Leipziger Schulen und Kindertagesstätten können sich bis zum 21. August für die Aktion „Kleine Klimaschützer unterwegs“ anmelden. Kinder sammeln dabei für Wege zu Fuß, mit dem Fahrrad, Roller, Bus oder Bahn sogenannte Klimameilen.
Alltagswege stehen im Mittelpunkt
Die Aktion verlangt keine außergewöhnlichen Leistungen. Bereits der tägliche Weg zur Schule oder Kita kann gezählt werden.
Dadurch sollen Kinder erfahren, dass Klimaschutz auch aus kleinen Entscheidungen im Alltag besteht.
Elterntaxis verursachen Probleme
Viele Schulen erleben morgens dichten Autoverkehr direkt vor dem Eingang. Wendemanöver und kurzfristiges Halten können andere Kinder gefährden.
Mehr Fuß- und Radverkehr kann das Umfeld sicherer machen. Voraussetzung sind jedoch sichere Wege und altersgerechte Verkehrserziehung.
Gesammelte Meilen werden weitergegeben
Die Ergebnisse der teilnehmenden Einrichtungen werden zusammengeführt und an das internationale Klima-Bündnis übermittelt.
Die symbolischen Meilen sollen verdeutlichen, welchen Beitrag Kinder gemeinsam leisten können.
Aktion darf Infrastruktur nicht ersetzen
Kinder können nur dann selbstständig unterwegs sein, wenn Gehwege, Querungen und Radverbindungen sicher sind.

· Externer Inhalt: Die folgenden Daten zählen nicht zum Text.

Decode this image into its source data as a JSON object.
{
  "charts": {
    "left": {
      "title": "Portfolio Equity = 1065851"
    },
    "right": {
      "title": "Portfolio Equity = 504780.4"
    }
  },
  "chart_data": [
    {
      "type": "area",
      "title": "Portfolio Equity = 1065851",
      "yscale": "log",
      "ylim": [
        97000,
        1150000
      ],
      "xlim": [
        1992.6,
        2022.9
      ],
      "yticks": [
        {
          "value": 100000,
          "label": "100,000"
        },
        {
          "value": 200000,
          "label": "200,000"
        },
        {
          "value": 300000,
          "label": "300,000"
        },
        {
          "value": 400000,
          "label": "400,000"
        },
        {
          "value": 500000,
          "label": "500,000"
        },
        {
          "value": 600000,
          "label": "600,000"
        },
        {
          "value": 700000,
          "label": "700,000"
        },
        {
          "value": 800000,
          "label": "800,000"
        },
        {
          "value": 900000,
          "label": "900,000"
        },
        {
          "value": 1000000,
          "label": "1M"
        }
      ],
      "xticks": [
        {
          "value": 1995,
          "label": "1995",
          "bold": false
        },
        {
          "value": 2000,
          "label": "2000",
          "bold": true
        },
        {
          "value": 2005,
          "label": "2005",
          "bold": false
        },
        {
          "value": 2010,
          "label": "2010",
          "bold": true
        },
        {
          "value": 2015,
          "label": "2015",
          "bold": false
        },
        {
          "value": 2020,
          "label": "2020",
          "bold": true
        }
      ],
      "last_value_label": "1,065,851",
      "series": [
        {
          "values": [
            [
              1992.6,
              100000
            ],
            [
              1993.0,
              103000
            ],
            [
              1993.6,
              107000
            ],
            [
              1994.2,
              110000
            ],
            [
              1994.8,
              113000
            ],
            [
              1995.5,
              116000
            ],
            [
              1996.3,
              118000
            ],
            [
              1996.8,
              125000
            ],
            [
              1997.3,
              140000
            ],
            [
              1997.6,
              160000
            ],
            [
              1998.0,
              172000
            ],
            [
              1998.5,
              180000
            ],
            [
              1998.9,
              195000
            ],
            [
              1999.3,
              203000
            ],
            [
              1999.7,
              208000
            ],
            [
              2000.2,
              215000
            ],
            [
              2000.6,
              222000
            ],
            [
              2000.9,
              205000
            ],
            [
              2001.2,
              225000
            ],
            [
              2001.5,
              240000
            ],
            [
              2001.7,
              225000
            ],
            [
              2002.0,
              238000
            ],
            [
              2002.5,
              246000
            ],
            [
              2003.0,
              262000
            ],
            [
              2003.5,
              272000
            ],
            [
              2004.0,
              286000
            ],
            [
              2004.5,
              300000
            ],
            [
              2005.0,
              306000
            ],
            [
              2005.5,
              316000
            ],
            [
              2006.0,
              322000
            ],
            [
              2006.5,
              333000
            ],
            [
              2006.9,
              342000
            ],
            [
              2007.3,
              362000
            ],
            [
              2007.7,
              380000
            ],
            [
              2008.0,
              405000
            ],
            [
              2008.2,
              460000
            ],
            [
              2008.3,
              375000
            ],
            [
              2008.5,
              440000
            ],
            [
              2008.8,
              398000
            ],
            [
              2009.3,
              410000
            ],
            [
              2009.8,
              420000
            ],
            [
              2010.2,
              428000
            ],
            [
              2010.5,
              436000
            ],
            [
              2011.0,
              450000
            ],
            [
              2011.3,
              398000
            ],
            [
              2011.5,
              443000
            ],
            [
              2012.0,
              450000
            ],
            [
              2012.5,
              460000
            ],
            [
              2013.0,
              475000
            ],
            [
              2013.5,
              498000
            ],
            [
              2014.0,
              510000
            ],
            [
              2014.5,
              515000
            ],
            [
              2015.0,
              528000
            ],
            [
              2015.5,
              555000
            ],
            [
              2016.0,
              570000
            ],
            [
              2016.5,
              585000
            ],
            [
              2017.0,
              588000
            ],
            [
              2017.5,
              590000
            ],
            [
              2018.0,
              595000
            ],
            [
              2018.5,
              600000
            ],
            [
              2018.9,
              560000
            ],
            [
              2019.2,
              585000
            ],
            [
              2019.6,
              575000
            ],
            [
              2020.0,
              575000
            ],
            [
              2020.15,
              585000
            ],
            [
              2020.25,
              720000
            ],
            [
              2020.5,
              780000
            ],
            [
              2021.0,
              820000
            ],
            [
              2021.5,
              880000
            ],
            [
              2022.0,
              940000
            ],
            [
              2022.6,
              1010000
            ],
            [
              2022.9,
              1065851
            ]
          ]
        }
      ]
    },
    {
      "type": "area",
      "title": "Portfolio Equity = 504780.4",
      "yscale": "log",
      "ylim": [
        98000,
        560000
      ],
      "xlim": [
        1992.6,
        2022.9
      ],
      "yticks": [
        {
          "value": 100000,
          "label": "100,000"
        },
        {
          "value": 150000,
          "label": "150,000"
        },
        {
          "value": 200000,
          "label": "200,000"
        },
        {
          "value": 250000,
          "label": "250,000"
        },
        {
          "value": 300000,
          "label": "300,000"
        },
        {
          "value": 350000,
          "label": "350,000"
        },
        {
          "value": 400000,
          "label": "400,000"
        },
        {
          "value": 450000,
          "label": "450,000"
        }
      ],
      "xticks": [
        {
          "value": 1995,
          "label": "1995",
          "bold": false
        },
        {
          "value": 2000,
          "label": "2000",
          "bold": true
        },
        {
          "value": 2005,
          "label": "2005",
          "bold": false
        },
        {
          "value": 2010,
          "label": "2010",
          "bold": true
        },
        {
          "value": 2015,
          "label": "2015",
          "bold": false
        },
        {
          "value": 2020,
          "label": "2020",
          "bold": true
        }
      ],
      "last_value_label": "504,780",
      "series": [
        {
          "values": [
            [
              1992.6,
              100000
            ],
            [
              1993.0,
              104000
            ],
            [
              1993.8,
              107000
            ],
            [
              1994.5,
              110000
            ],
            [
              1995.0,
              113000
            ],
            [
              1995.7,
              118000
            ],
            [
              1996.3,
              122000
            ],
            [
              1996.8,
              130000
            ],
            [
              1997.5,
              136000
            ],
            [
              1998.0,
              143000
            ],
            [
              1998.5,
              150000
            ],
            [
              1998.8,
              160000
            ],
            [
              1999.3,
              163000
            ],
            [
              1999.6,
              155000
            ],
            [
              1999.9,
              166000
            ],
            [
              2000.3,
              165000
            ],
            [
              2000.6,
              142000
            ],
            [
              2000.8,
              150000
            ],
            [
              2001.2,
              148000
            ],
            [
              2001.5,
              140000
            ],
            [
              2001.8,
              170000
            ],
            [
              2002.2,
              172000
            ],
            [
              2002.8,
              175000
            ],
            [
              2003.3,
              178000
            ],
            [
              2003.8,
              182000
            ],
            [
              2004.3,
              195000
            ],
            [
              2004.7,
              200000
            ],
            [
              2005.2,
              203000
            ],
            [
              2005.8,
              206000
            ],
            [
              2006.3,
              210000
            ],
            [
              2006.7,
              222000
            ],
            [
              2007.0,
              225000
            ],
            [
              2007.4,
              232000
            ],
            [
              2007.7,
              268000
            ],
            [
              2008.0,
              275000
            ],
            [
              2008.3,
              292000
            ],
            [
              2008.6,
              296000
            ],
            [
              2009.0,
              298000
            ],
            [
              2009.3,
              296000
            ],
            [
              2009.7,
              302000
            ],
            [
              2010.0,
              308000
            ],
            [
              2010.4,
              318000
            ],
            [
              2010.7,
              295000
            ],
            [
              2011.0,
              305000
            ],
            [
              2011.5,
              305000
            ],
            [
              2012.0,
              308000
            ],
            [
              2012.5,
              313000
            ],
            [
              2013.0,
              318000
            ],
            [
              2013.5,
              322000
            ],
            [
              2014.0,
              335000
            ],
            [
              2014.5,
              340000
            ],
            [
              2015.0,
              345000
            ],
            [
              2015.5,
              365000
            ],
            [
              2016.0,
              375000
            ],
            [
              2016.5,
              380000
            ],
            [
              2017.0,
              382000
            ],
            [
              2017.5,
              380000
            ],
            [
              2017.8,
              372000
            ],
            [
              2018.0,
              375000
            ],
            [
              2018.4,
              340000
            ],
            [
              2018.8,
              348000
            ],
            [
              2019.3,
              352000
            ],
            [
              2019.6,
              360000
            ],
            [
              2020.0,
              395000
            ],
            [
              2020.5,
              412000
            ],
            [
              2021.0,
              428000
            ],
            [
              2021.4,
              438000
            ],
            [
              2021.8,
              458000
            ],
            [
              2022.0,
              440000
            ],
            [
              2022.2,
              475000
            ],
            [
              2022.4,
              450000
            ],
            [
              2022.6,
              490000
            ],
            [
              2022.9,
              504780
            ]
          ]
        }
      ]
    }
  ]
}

Die Kampagne kann Bewusstsein schaffen. Notwendige bauliche Verbesserungen und Kontrollen im Schulumfeld bleiben dennoch Aufgabe der Stadt.
Quellen
Stadt Leipzig, Aufruf zur Aktion „Kleine Klimaschützer unterwegs“, veröffentlicht am 31. Juli 2026.
Amt für Umweltschutz der Stadt Leipzig, Angaben zur Anmeldung bis zum 21. August 2026.